Enable/Disable Firewall Rules natively on Windows 7

This topic contains 2 replies, has 3 voices, and was last updated by Profile photo of Aaron Jensen Aaron Jensen 2 years, 3 months ago.

  • Author
    Posts
  • #18263
    Profile photo of Adrian Calinescu
    Adrian Calinescu
    Participant

    Alright gentlemen,

    I wrote this little configuration to control the two ICMP firewall rules in Windows 7 using the default DSC resources.
    It does work, but i feel my approach is a bit flimsy. Is there a better way to do this? (excluding GPO).
    I also feel that using [b]Invoke-Expression[/b] is probably a bit much, but i haven't figured a way around it because of the darn double quotes that netsh.exe wants for the rule name.

    $computers = 'aperturelabs-8', 'aperturelabs-7'
    
    Set-Location "D:\365\OneDrive for Business\apertureLabs"
    $LocalMOFpath = "D:\365\OneDrive for Business\apertureLabs"
    
    Configuration ApertureLabsConf
    {
        Param([string[]]$Computername)
        
        Node $Computername
        {
    
            Script Mr_Ping
            {
                 GetScript = {
                               $rules = 'File and Printer Sharing (Echo Request - ICMPv6-In)',
                                        'File and Printer Sharing (Echo Request - ICMPv4-In)'
                               $rules.ForEach({
                                                $netsh = "netsh.exe --% advfirewall firewall show rule name=BACKTICK"$_BACKTICK""
                                                $enabled = ((invoke-expression $netsh) -match 'Enabled' -match 'Yes').Count
                                              })
                               $result = [string]$enabled + " matching rules are enabled: BACKTICKn" + $rules.ForEach({ write-output $_"BACKTICKn" })
                               return @{
                                         GetScript = $GetScript
                                         SetScript = $SetScript
                                        TestScript = $TestScript
                                            Result = $result
                                       }
                             }
                TestScript = {
                               $rules = 'File and Printer Sharing (Echo Request - ICMPv6-In)',
                                        'File and Printer Sharing (Echo Request - ICMPv4-In)'
                               $flag = $True
                               $rules.ForEach({
                                                $netsh = "netsh.exe --% advfirewall firewall show rule name=BACKTICK"$_BACKTICK""
                                                $enabled = ((invoke-expression $netsh) -match 'Enabled' -match 'Yes').Count
                                                if ($enabled -lt 2) { $flag = $False } #netsh on Win7 groups Private,Public into one rule                                            
                                             })
                               $flag -eq $True #if it's $True then all $rules are Enabled
                             }
                 SetScript = { 
                               $rules = 'File and Printer Sharing (Echo Request - ICMPv6-In)',
                                        'File and Printer Sharing (Echo Request - ICMPv4-In)'
    
                               $rules.ForEach({ 
                                                $netsh = "netsh.exe --% advfirewall firewall set rule name=BACKTICK"$_BACKTICK" new enable=YES"
                                                invoke-expression -Command $netsh
                                              })
                             }
            } #Script
    
        } #node
    } #configuration
    
    
  • #18264
    Profile photo of Dave Wyatt
    Dave Wyatt
    Moderator

    Instead of using the Script resource, you could write a resource which behaves like xFirewall / cFirewall, but uses netsh to do the work instead of cmdlets that only work on Windows 8 / Server 2012. That's probably a lot more work, but also would result in something that's much more useful in the future.

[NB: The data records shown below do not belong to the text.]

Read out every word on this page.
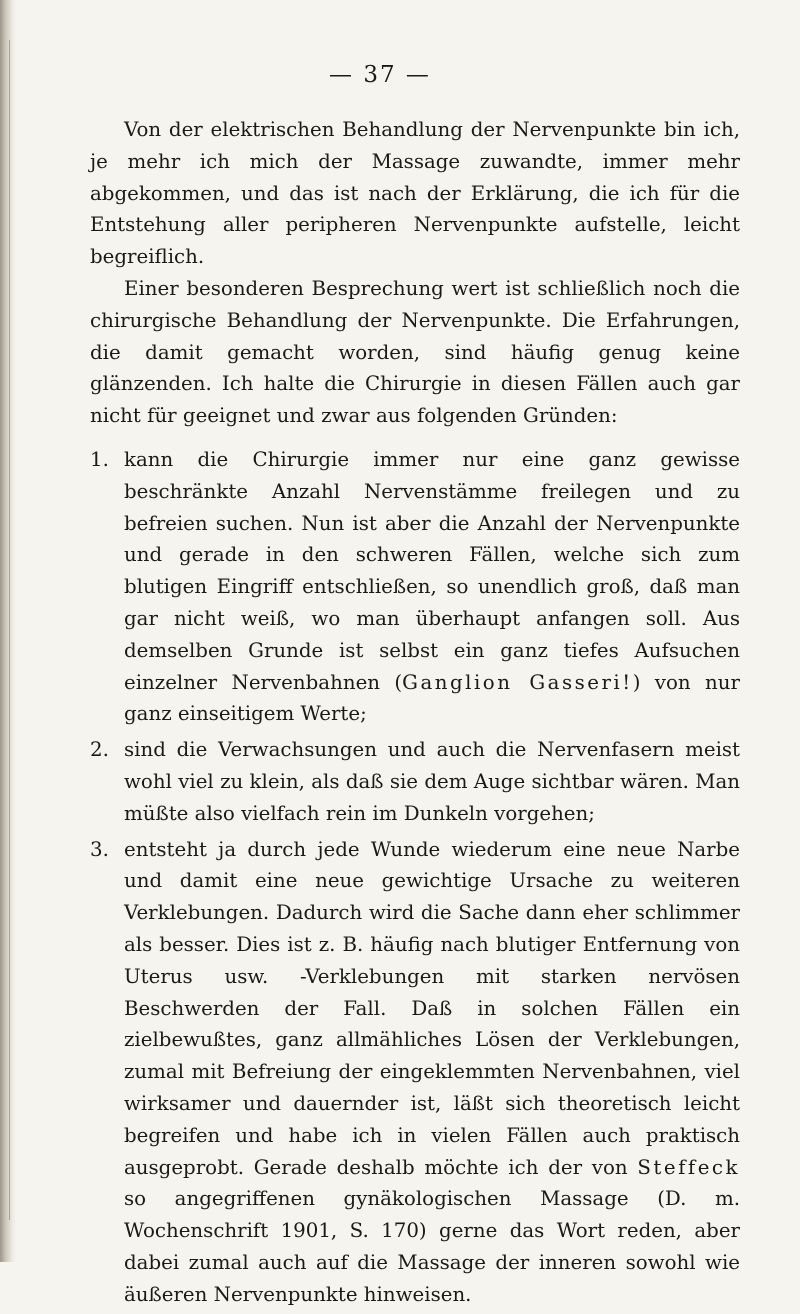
— 37 —

Von der elektrischen Behandlung der Nervenpunkte bin ich, je mehr ich mich der Massage zuwandte, immer mehr abgekommen, und das ist nach der Erklärung, die ich für die Entstehung aller peripheren Nervenpunkte aufstelle, leicht begreiflich.

Einer besonderen Besprechung wert ist schließlich noch die chirurgische Behandlung der Nervenpunkte. Die Erfahrungen, die damit gemacht worden, sind häufig genug keine glänzenden. Ich halte die Chirurgie in diesen Fällen auch gar nicht für geeignet und zwar aus folgenden Gründen:

1. kann die Chirurgie immer nur eine ganz gewisse beschränkte Anzahl Nervenstämme freilegen und zu befreien suchen. Nun ist aber die Anzahl der Nervenpunkte und gerade in den schweren Fällen, welche sich zum blutigen Eingriff entschließen, so unendlich groß, daß man gar nicht weiß, wo man überhaupt anfangen soll. Aus demselben Grunde ist selbst ein ganz tiefes Aufsuchen einzelner Nervenbahnen (Ganglion Gasseri!) von nur ganz einseitigem Werte;
2. sind die Verwachsungen und auch die Nervenfasern meist wohl viel zu klein, als daß sie dem Auge sichtbar wären. Man müßte also vielfach rein im Dunkeln vorgehen;
3. entsteht ja durch jede Wunde wiederum eine neue Narbe und damit eine neue gewichtige Ursache zu weiteren Verklebungen. Dadurch wird die Sache dann eher schlimmer als besser. Dies ist z. B. häufig nach blutiger Entfernung von Uterus usw. -Verklebungen mit starken nervösen Beschwerden der Fall. Daß in solchen Fällen ein zielbewußtes, ganz allmähliches Lösen der Verklebungen, zumal mit Befreiung der eingeklemmten Nervenbahnen, viel wirksamer und dauernder ist, läßt sich theoretisch leicht begreifen und habe ich in vielen Fällen auch praktisch ausgeprobt. Gerade deshalb möchte ich der von Steffeck so angegriffenen gynäkologischen Massage (D. m. Wochenschrift 1901, S. 170) gerne das Wort reden, aber dabei zumal auch auf die Massage der inneren sowohl wie äußeren Nervenpunkte hinweisen.
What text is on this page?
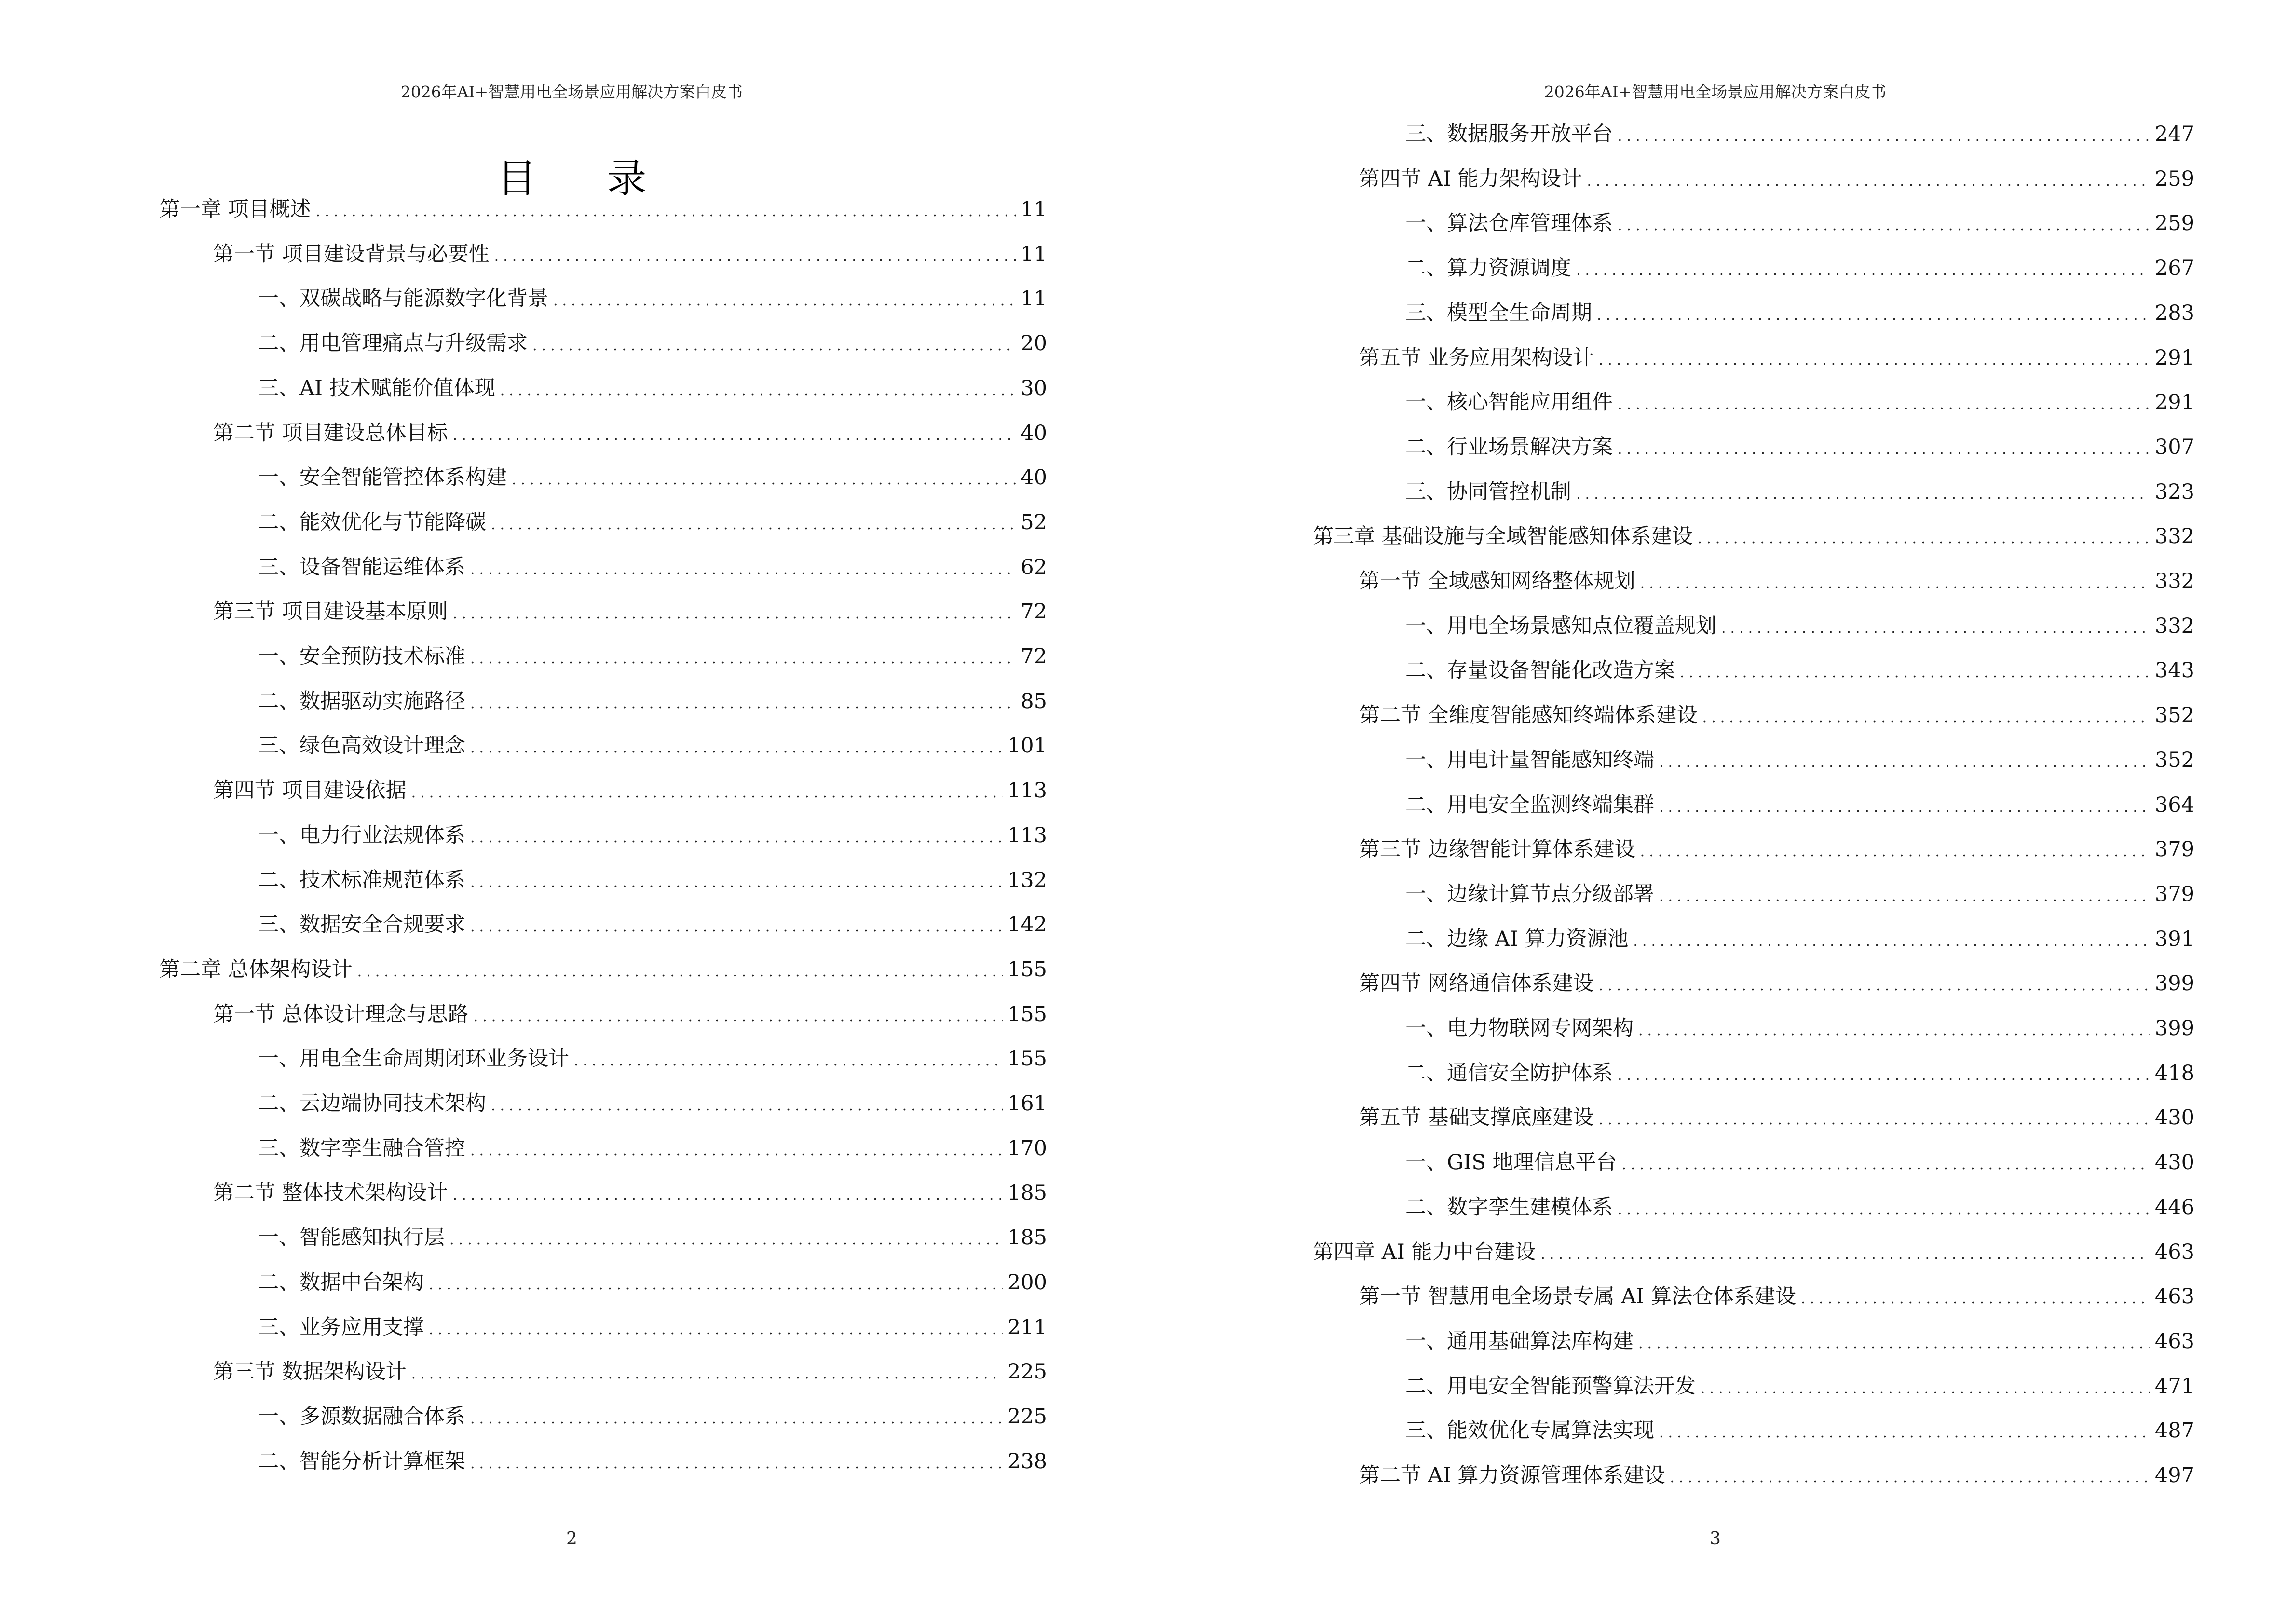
2026年AI+智慧用电全场景应用解决方案白皮书
目 录
第一章 项目概述 .....	11
第一节 项目建设背景与必要性 .....	11
一、双碳战略与能源数字化背景 .....	11
二、用电管理痛点与升级需求 .....	20
三、AI 技术赋能价值体现 .....	30
第二节 项目建设总体目标 .....	40
一、安全智能管控体系构建 .....	40
二、能效优化与节能降碳 .....	52
三、设备智能运维体系 .....	62
第三节 项目建设基本原则 .....	72
一、安全预防技术标准 .....	72
二、数据驱动实施路径 .....	85
三、绿色高效设计理念 .....	101
第四节 项目建设依据 .....	113
一、电力行业法规体系 .....	113
二、技术标准规范体系 .....	132
三、数据安全合规要求 .....	142
第二章 总体架构设计 .....	155
第一节 总体设计理念与思路 .....	155
一、用电全生命周期闭环业务设计 .....	155
二、云边端协同技术架构 .....	161
三、数字孪生融合管控 .....	170
第二节 整体技术架构设计 .....	185
一、智能感知执行层 .....	185
二、数据中台架构 .....	200
三、业务应用支撑 .....	211
第三节 数据架构设计 .....	225
一、多源数据融合体系 .....	225
二、智能分析计算框架 .....	238
2
2026年AI+智慧用电全场景应用解决方案白皮书
三、数据服务开放平台 .....	247
第四节 AI 能力架构设计 .....	259
一、算法仓库管理体系 .....	259
二、算力资源调度 .....	267
三、模型全生命周期 .....	283
第五节 业务应用架构设计 .....	291
一、核心智能应用组件 .....	291
二、行业场景解决方案 .....	307
三、协同管控机制 .....	323
第三章 基础设施与全域智能感知体系建设 .....	332
第一节 全域感知网络整体规划 .....	332
一、用电全场景感知点位覆盖规划 .....	332
二、存量设备智能化改造方案 .....	343
第二节 全维度智能感知终端体系建设 .....	352
一、用电计量智能感知终端 .....	352
二、用电安全监测终端集群 .....	364
第三节 边缘智能计算体系建设 .....	379
一、边缘计算节点分级部署 .....	379
二、边缘 AI 算力资源池 .....	391
第四节 网络通信体系建设 .....	399
一、电力物联网专网架构 .....	399
二、通信安全防护体系 .....	418
第五节 基础支撑底座建设 .....	430
一、GIS 地理信息平台 .....	430
二、数字孪生建模体系 .....	446
第四章 AI 能力中台建设 .....	463
第一节 智慧用电全场景专属 AI 算法仓体系建设 .....	463
一、通用基础算法库构建 .....	463
二、用电安全智能预警算法开发 .....	471
三、能效优化专属算法实现 .....	487
第二节 AI 算力资源管理体系建设 .....	497
3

    It's unfortunate that WMF 4.0 (and by extension, DSC) are supported on Windows 7 and Server 2008 R2, but so many of the available resources don't work on those platforms.

  • #18273
    Profile photo of Aaron Jensen
    Aaron Jensen
    Participant

    I just wrote a firewall resource that works on Windows 7 and Windows 2012 R2 for Carbon, my open-source DevOps module. The resource will be officially released as part of the 2.0 alpha release. I'm currently finalizing the documentation. If you can't wait, you can download it here: [url]https://bitbucket.org/splatteredbits/carbon/src/936df054fbbc558541f62110f51ac3482cb482fc/Carbon/DscResources/Carbon_FirewallRule/?at=default[/url].

You must be logged in to reply to this topic.